If you have consistent inflammation in the mouth, either with pregnancy gingivitis or periodontal disease, this can lead to several issues.
The bacterial toxins reach the blood stream and cause a reaction from your body’s immune system to fight off the bacteria. This immune response also has its own side effects on the body and if the issue is not resolved, meaning your doing see your dentist to cure our gingivitis or manage your periodontal disease, then you risk having poor pregnancy outcomes.
Oral bacteria in the mouth can reach your blood stream with ease when your gums are inflamed. When your gums are inflamed from gingivitis or periodontal disease, the blood vessels are dilated and bacteria can pass through them easily.
Inflammation and Pregnancy Outcomes
Inflammation in the mouth can cause several issues in the body. For expectant mothers, here are some of the potential issues:
- Low infant birth weight
- Preterm birth
- Diabetes mellitus, aka gestational diabetes
- Maternal periodontal disease
The immune inflammatory response is great but not when the issue is not resolved and there is a consistent immune response.
Treatment of Periodontal Disease
If you are diagnosed with periodontal disease, you will possibly need the following periodontal treatment to manage your periodontal disease:
- Periodontal scaling aka deep cleaning
- Periodontal maintenance aka cleaning
- Antibiotics deposited into the periodontal pockets
To avoid an adverse pregnancy outcome, such as low birth weight, pregnancy complications, and maternal periodontitis, you should need your dentist at least once during your pregnancy for an exam.
Periodontal bacteria, bacterial infections, and dental caries are all a possible risk factor for periodontal disease and preterm birth. See your dentist asap once you confirm your pregnancy and learn about your periodontal status and oral health
Pregnancy and Periodontal Disease
You need to take periodontal infections seriously and recognize the effects that oral diseases can have on you and your unborn child.
Perinatal mortality, and preterm infants, are all very serious conditions that can possibly be prevented by simply seeing your dentist during your pregnancy.

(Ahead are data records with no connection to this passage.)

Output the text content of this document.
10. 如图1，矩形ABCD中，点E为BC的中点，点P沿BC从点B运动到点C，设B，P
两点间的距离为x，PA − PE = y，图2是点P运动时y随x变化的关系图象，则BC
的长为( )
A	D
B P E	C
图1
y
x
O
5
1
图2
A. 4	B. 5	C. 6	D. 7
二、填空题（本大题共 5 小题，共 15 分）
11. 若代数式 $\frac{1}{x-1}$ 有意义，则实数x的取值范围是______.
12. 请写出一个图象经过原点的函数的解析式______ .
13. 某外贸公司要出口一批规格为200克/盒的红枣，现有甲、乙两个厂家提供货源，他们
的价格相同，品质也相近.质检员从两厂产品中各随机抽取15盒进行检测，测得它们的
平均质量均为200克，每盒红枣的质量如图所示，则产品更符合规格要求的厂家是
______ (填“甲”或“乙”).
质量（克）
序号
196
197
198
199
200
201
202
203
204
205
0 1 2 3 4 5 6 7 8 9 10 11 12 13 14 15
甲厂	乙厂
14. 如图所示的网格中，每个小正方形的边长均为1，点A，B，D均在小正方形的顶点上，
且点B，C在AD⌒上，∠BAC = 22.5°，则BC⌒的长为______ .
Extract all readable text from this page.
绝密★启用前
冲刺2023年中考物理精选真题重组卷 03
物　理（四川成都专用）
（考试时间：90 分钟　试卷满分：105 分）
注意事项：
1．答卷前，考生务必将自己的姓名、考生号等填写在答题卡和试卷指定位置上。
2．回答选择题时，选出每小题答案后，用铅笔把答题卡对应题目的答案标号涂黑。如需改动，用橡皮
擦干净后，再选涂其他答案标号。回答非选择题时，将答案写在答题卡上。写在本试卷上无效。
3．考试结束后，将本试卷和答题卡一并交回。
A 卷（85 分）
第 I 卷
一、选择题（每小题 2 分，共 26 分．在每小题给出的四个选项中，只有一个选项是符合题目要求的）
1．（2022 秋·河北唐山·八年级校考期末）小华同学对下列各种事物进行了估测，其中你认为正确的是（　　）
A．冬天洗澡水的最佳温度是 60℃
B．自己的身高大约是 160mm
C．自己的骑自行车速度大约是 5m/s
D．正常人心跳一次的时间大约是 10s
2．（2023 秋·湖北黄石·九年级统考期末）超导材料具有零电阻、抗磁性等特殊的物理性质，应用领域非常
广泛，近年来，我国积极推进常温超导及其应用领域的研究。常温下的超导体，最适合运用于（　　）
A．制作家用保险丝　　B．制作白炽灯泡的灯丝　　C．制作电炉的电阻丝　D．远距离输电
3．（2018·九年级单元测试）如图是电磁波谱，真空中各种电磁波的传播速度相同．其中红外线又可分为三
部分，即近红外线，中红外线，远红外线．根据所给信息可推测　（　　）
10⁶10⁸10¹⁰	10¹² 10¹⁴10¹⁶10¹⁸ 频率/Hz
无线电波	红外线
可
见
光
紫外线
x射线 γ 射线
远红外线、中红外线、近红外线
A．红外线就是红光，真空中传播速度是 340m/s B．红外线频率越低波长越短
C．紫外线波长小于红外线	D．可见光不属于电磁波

By now, I hope you can clearly see that periodontal disease and pregnancy should not be in the same sentence.
Prevent gum disease by taking control of your oral health. protect your gum tissue and avoid early spontaneous preterm birth.
Floss, Rinse, Brush Repeat! This will help to reduce dental plaque and bacterial buildup on your teeth. See your dentist annually for your dental exams and especially during your pregnancy.